Shape is a powerful tool to understand point sets. A formal notion of shape is given by $\alpha$-shapes, which generalize the convex hull and provide adjustable level of detail. Many real-world point sets have an inherent temporal property as natural processes often happen over time, like lightning strikes during thunderstorms or moving animal swarms. To explore such point sets, where each point is associated with one timestamp, interactive applications may utilize $\alpha$-shapes and allow the user to specify different time windows and $\alpha$-values. We show how to compute the temporal $\alpha$-shape $\alpha_T$, a minimal description of all $\alpha$-shapes over all time windows, in output-sensitive linear time. We also give complexity bounds on $|\alpha_T|$. We use $\alpha_T$ to interactively visualize $\alpha$-shapes of user-specified time windows without having to constantly compute requested $\alpha$-shapes. Experimental results suggest that our approach outperforms an existing approach by a factor of at least $\sim$52 and that the description we compute has reasonable size in practice. The basis for our algorithm is an existing algorithm which computes all Delaunay triangles over all time windows using $\mathcal{O}(1)$ time per triangle. Our approach generalizes to higher dimensions with the same runtime for fixed $d$.

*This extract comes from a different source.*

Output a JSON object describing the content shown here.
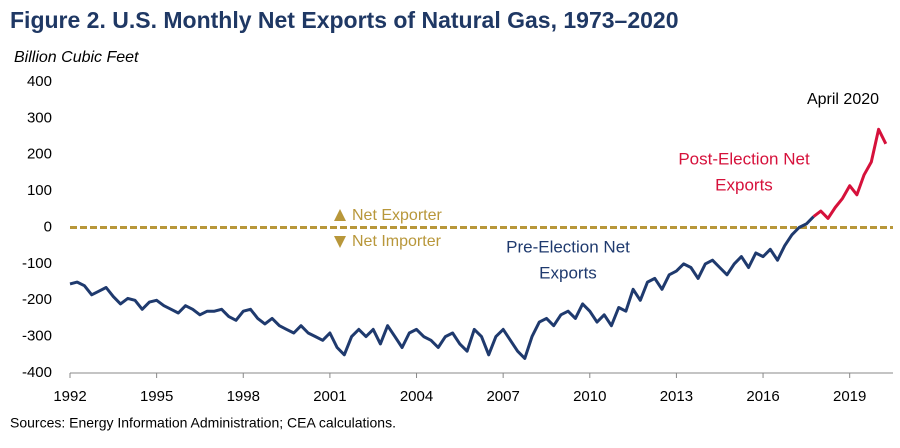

翻译：形状是理解点集的强大工具。α-形状作为凸包的推广提供了可调节的细节层次，正式定义了形状的概念。许多现实世界的点集具有固有的时间属性，因为自然过程常随时间发生，例如雷暴中的闪电或移动的动物群体。为探索这类每个点都关联时间戳的点集，交互式应用可利用α-形状，允许用户指定不同的时间窗口和α值。我们展示了如何以输出敏感的线性时间计算时间α-形状α_T——对所有时间窗口上所有α-形状的最小化描述，并给出了α_T的复杂度上界。利用α_T，我们可交互式可视化用户指定时间窗口内的α-形状，而无需持续计算所需的α-形状。实验结果表明，我们的方法性能至少比现有方法提升约52倍，且计算得到的描述在实践中具有合理规模。该算法基于现有算法，该算法以每个三角形O(1)的时间复杂度计算所有时间窗口上的Delaunay三角剖分。对于固定维度d，我们的方法可推广至更高维度并保持相同运行时间。